Each individual would then take their MBA funds and choose an insurance policy that best fits their needs. Carriers would be required to cover everyone and there would be minimum coverage requirements similar to minimum auto insurance requirements. At the beginning of each year you could change your policy if you felt another policy better met your needs. MBA funds could also be used to purchase other forms of insurance such a life, disability, vision, and dental. When every individual is exposed to the cost of their insurance they are likely to make better use decisions. Do I really need that $2,000 MRI, or is my upper ankle sprain likely to heal itself?
If the policy they purchase costs less than the MBA contribution, the remaining funds would stay in the account and could be used to fund out of pocket health care costs or roll over to the next year, similar to current HSAs. Individuals could accumulate MBA funds over the course of their life that would help cover end of life expenses or they could choose to use some of their MBA funds to purchase long term care insurance. Any MBA funds left over at the end of life could be willed to another’s MBA account whether it be child, grandchild, sibling, or friend.
Employers would love to be able to use this model. First off it would help provide employers with some cost certainty. Secondly it would eliminate certain disparities that currently exist. For example if you have a married employee with a family one spouse or the other chooses to be covered by their employer’s health insurance. The “unlucky” employer who has to cover the whole family runs up expenses while the other spouses’ employer has no expense. In the MBA model families would combine their MBA funds to insurance for the family.

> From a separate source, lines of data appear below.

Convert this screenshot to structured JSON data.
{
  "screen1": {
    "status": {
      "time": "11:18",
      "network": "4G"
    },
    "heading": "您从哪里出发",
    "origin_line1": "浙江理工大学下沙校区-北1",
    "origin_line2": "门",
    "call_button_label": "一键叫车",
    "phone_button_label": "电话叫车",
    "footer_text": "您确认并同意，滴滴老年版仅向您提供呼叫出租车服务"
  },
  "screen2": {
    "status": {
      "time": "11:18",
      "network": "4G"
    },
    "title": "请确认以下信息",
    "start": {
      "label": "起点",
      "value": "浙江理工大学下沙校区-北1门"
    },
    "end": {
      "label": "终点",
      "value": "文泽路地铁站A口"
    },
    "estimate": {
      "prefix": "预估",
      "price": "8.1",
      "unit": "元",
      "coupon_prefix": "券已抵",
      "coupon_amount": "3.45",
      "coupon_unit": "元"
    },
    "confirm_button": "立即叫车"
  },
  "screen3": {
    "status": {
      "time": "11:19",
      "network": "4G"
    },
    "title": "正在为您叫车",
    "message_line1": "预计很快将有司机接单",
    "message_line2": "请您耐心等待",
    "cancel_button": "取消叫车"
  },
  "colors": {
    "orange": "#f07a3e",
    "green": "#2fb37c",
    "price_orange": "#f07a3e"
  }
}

The MBA account reaches the primary goals of each political party. Democrats would be able to say they had helped insure many more if not all Americans. Republicans would be able to say that the government was out of the insurance business and unleashed the marketplace on a problem with no easy answers. Millions of Americans being exposed to the true costs of what they consume is the only way to drive down long-term
health care costs. The ability to change carriers will create a completive marketplace that will offer a multiple policies that meet individual’s needs. Lets create a true marketplace where each person can get the health care coverage and services they want and need. Let’s liberate the healthcare market.